L’Angola était intervenue militairement pour appuyer Kabila en 1997 contre son vieil ennemi et allié de l’Unita, le maréchal Mobutu. Elle avait ensuite opéré au Congo-Brazzaville pour aider Denis Sassou Nguesso. Soucieuse d’anéantir les bases arrière de l’Unita de Jonas Savimbi et des mouvements autonomistes cabindais dans la région, l’Angola a de nouveau clairement montré sa détermination et son poids militaire en intervenant en août en RDC avec le Zimbabwe, et en apparaissant vite comme un acteur décisif de cette crise. Confrontée à une reprise de la guerre civile depuis quelques mois, l’Angola confirme que l’enjeu congolais est vital pour elle, et qu’elle n’hésite pas à déployer sa puissante armée pour protéger ses intérêts, quitte à s’opposer radicalement à la ligne préconisée par l’Afrique du Sud.

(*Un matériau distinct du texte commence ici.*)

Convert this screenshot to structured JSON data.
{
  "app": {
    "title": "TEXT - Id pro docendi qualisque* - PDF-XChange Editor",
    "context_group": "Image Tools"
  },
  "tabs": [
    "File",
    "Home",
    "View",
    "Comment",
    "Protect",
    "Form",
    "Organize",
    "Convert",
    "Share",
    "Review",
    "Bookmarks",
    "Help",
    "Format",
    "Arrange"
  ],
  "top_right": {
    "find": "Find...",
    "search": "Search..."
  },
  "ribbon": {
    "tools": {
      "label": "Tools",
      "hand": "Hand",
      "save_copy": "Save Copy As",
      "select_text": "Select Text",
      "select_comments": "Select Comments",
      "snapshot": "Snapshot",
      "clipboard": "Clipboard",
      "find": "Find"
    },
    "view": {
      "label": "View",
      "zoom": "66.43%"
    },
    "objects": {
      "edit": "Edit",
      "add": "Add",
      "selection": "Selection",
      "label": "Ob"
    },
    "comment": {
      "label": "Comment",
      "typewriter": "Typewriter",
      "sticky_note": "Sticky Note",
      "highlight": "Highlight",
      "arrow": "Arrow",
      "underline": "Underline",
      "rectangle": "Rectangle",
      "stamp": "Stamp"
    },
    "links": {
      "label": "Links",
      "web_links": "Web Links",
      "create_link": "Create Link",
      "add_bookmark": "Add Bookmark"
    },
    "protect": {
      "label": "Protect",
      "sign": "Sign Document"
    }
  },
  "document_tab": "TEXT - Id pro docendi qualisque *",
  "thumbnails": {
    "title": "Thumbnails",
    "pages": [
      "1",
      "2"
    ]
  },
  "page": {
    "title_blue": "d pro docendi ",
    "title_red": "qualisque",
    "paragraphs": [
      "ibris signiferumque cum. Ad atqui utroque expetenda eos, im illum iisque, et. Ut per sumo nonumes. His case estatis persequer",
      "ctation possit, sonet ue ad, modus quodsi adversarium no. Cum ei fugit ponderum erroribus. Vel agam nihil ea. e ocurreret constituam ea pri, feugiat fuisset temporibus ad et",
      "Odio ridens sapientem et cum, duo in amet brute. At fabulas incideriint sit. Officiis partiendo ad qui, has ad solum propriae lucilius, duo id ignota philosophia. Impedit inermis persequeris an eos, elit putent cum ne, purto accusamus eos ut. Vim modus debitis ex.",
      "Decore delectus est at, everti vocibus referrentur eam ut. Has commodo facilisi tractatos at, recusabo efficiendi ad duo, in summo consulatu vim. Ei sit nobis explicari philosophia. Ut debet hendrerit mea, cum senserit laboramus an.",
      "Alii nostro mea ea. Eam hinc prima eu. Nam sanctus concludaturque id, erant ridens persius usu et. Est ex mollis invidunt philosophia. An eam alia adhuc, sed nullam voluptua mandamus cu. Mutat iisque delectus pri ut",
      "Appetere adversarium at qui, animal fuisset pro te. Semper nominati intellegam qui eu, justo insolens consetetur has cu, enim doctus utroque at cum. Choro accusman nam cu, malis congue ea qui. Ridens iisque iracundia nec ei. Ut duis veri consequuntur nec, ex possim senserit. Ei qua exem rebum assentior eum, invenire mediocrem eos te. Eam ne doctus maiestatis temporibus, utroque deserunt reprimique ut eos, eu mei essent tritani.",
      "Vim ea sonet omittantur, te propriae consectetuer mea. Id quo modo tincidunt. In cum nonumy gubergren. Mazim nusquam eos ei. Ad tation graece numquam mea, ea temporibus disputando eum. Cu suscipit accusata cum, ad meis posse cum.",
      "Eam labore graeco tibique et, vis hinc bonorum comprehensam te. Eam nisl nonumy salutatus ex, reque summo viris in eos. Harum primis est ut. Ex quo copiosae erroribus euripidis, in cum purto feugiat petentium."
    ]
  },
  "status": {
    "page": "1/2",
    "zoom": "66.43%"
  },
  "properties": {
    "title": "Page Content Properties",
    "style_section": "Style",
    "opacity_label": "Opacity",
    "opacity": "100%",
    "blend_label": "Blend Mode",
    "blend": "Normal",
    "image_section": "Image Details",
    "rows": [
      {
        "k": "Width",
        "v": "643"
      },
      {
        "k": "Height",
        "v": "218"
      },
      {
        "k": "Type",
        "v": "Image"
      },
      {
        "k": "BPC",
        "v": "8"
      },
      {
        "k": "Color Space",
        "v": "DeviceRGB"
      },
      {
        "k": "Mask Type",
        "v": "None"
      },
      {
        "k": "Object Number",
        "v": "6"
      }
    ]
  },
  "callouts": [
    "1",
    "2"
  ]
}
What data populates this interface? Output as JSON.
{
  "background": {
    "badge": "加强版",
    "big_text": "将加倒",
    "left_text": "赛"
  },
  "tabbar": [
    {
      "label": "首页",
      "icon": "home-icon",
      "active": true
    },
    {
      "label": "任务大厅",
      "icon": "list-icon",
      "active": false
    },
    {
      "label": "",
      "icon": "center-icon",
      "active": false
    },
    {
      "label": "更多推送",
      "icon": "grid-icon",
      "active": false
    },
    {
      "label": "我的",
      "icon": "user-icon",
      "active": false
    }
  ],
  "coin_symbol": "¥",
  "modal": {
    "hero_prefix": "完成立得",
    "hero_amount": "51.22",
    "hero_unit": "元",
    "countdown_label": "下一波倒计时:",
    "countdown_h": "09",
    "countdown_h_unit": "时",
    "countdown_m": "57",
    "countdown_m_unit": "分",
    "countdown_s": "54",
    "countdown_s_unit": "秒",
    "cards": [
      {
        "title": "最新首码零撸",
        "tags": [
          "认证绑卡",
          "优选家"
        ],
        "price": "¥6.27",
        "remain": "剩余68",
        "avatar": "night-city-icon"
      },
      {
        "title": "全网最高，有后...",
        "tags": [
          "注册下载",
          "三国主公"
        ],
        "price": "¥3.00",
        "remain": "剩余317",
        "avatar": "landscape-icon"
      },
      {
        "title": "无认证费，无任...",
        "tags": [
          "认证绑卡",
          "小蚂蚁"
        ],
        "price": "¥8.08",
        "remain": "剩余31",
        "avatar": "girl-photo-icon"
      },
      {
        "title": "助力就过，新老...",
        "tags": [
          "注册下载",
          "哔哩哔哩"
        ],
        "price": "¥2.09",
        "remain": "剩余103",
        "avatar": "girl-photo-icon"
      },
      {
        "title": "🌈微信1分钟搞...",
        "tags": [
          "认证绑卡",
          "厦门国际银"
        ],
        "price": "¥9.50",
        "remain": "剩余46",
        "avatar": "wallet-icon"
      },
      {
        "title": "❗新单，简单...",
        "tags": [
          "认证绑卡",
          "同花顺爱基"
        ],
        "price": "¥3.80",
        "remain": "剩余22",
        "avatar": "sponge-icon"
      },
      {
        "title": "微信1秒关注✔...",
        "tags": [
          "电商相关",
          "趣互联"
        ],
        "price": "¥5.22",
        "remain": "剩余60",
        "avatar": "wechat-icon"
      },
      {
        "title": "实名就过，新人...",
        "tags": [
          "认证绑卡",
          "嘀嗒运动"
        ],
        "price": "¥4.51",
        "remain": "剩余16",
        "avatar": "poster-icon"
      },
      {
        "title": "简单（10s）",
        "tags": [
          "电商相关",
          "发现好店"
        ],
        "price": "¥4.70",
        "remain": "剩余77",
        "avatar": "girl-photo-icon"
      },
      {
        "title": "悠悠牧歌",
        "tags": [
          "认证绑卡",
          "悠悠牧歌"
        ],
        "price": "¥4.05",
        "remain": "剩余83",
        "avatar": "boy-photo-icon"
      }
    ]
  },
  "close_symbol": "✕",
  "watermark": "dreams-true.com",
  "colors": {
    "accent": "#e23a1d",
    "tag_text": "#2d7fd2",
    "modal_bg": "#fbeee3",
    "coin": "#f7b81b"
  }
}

L’Afrique du Sud, elle, a une fois de plus montré son opposition à toute forme d’intervention armée en rejetant la ligne dure préconisée par le Zimbabwe et l’Angola au sein de la SADC ; ce qui ne l’a pas empêchée de mobiliser tous les moyens politiques et diplomatiques pour tenter de trouver une solution à cette crise et montrer ainsi son influence majeure dans la zone. Elle s’est efforcée de jouer sur son poids régional et sur le prestige politique de Nelson Mandela, ce qui ne lui a pas toujours réussi dans la gestion des crises africaines. Cette fois, en tout cas, elle devra tenir compte d’un nouveau facteur non négligeable : l’alliance politico-militaire qui s’est mise en œuvre très vite et malgré elle entre ses trois grands voisins, l’Angola, le Zimbabwe et la RDC.